Vectorization & Parallelization

Chris Myers, Steve Lantz
Cornell Center for Advanced Computing

Revisions: 12/2018, 1/2018 (original)

Achieving optimal application performance on advanced clusters involves leveraging multiple levels of parallelism, including those provided both by vector units attached to individual CPUs and by the collective operation of multiple CPUs. Understanding vector unit architecture and how to efficiently feed data into those units are important determinants of performance. Vector analysis tools, vectorization compiler options, and code directives to align data to vector registers all play a part in this process, as does analysis of parallel scaling achieved once single-node performance is addressed.
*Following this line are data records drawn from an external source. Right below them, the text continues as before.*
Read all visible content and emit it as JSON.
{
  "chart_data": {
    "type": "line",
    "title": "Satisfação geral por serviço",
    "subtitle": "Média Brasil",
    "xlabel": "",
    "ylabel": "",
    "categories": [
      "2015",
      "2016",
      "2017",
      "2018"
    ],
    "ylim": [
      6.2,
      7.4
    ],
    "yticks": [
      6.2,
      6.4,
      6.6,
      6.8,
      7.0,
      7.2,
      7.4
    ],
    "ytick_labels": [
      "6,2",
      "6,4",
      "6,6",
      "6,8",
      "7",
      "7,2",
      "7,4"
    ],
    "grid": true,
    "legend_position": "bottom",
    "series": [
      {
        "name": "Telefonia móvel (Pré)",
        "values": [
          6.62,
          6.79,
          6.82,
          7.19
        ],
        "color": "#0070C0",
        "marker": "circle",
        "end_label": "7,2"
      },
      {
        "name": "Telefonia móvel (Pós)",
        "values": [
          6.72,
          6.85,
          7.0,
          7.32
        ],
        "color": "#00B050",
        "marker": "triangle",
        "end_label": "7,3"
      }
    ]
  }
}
Even with all this work by the investigators to characterize and optimize application performance, there still is room for potential improvement based upon the results of these analyses.

Objectives

After you complete this segment, you should be able to:

Discuss vector efficiency and key vectorization metrics
Understand how use of array-level syntax can assist compilers in developing efficient code for vector units
Describe how to configure a compiler to generate a vectorization report to summarize vectorization performance
Discuss how to use compiler options and code directives to allocate variables in a way that they are efficiently aligned with vector unit boundaries

Prerequisites

There are no specific prerequisites for learning the information contained in this topic. If one is interested in applying these analyses to one's own application code, then access to Intel compilers and the Intel performance analysis tools (VTune, Advisor, Parallel Studio) is required.